Electrical energy storage based on pyrite and ionic liquids

The main objective of the project is to use pyrite from waste in combination with carbon mats as electrode composites and non-fluorinated ionic liquids as electrolytes in new types of supercapacitors.

Subject description

Interfacial chemistry includes experimental and theoretical aspects of heterogeneous processes at the phase boundary between liquids, solids and gases and the development of new surface-sensitive measurement methods for such studies at the molecular level.

Project description

The main objective of the project is to use pyrite from waste in combination with carbon mats as electrode composites and non-fluorinated ionic liquids as electrolytes in new types of supercapacitors. Pyrite of purity 95-98% and an average particle size of 80-100 microns accumulates to approx. 250 ktonnes per year in Boliden AB's tailings in Aitik. Pyrite streams are considered as unwanted waste, but also as a strategic reserve for possible future applications including electrical energy storage facilities. The use of lignin and biomass for the production of carbon mats as components of electrodes and for the synthesis of non-flammable ionic liquids as electrolytes is a strategic goal for the industrial transition to "greener" economy. Therefore, the use of ionic liquids produced from biomass that are non-flammable electrolytes in combination with pyrite-based electrodes is a combined strategy for "greener" technologies and a more sustainable society.

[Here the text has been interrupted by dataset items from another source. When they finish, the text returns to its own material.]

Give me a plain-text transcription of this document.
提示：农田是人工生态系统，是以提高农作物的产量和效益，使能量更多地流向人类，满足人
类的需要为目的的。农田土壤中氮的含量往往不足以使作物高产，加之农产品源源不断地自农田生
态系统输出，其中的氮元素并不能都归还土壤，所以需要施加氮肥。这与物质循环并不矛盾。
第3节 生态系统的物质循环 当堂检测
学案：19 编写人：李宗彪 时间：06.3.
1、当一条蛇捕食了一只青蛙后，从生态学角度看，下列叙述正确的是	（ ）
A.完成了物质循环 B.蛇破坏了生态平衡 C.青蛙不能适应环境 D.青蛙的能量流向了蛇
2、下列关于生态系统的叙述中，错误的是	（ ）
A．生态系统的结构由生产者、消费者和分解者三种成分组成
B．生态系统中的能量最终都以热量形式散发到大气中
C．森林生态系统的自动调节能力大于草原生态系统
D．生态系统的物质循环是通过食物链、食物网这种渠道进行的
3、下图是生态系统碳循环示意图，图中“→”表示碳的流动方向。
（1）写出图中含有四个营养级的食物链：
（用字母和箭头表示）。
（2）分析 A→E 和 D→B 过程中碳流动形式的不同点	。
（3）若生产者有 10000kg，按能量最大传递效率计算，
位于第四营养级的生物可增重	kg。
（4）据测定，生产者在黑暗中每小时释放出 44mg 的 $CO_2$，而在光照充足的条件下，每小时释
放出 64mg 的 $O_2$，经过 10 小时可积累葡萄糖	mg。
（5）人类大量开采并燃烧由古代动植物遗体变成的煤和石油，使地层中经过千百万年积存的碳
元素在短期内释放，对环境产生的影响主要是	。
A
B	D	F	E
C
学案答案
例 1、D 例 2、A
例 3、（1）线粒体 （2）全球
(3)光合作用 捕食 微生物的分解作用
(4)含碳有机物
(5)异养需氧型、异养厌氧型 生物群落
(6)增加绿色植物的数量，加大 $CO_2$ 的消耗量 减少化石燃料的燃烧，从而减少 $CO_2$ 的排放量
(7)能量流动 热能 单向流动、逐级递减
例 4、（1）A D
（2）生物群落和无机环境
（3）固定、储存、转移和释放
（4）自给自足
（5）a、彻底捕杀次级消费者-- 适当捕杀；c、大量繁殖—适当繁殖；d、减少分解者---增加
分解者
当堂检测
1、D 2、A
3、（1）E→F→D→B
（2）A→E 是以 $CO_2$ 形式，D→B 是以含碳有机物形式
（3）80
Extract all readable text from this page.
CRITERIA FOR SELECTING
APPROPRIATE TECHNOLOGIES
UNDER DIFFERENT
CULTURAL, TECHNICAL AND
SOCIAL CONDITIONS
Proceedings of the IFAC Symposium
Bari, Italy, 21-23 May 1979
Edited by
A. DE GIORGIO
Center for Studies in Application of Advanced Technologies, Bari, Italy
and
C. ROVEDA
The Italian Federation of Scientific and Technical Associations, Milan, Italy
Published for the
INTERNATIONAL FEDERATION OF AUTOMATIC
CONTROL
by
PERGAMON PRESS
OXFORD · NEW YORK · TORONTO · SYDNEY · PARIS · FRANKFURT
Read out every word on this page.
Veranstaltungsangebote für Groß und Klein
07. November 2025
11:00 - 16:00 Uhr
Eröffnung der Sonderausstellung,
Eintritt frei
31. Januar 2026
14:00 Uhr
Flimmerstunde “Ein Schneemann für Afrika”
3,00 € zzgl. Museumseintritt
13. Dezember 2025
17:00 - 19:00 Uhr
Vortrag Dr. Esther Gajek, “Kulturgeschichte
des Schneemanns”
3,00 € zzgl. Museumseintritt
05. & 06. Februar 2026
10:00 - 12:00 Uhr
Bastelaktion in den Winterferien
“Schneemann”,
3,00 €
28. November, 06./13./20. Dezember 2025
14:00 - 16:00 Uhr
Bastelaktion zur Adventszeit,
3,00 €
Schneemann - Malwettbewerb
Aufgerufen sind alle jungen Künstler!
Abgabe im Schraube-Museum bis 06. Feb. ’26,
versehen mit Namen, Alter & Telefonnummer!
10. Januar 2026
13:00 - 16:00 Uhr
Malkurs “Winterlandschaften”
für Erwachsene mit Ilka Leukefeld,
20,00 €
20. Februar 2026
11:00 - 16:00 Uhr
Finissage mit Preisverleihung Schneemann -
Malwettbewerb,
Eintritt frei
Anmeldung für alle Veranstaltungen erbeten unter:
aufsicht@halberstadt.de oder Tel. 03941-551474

The PhD student working on this project is Shijil Anamkunnath Nediyirakkal from India. He has a Master in Chemistry from Cochin University of Science and Technology (CUSAT).

Why did you apply to the SUN Graduate School?

“I am really fascinated by the goal of the SUN Graduate School, in terms of natural resources for the green transition. I think it is my responsibility to be part of this potential platform and make my contribution to a carbon neutral energy economy through societal and industrial transformation.”

SUN's graduate school is composed of an interdisciplinary group of PhD students, what do you think about that?

“The graduate school, which consists of interdisciplinary subjects such as natural sciences, engineering and social sciences, allows me to "think outside the box" and approach my research topic with a new perspective.”

As a PhD student at SUN, how do you hope to contribute to the industrial and societal transition to achieve the SDGs?

“Through my research on "Pyrite-ionic liquid-based electrical energy storage devices", I will work on developing efficient and effective pyrite-based electrodes and non-fluorinated ionic liquid-based electrolytes for battery and supercapacitor applications. I will try to scale up the results from the laboratory to industrial scale production. In this way, I will make my contribution to the industrial and societal transition towards green and carbon-neutral energy storage devices.”

Please tell us something you know about Luleå and northern Sweden:

“After receiving the PhD offer from Luleå University of Technology, I started searching information on YouTube and Google about Luleå. I learned that the summers are cool and the winters are long, freezing cold. I know that Luleå has a long history and that Facebook's data center is located there. I am eagerly waiting to experience Luleå myself.”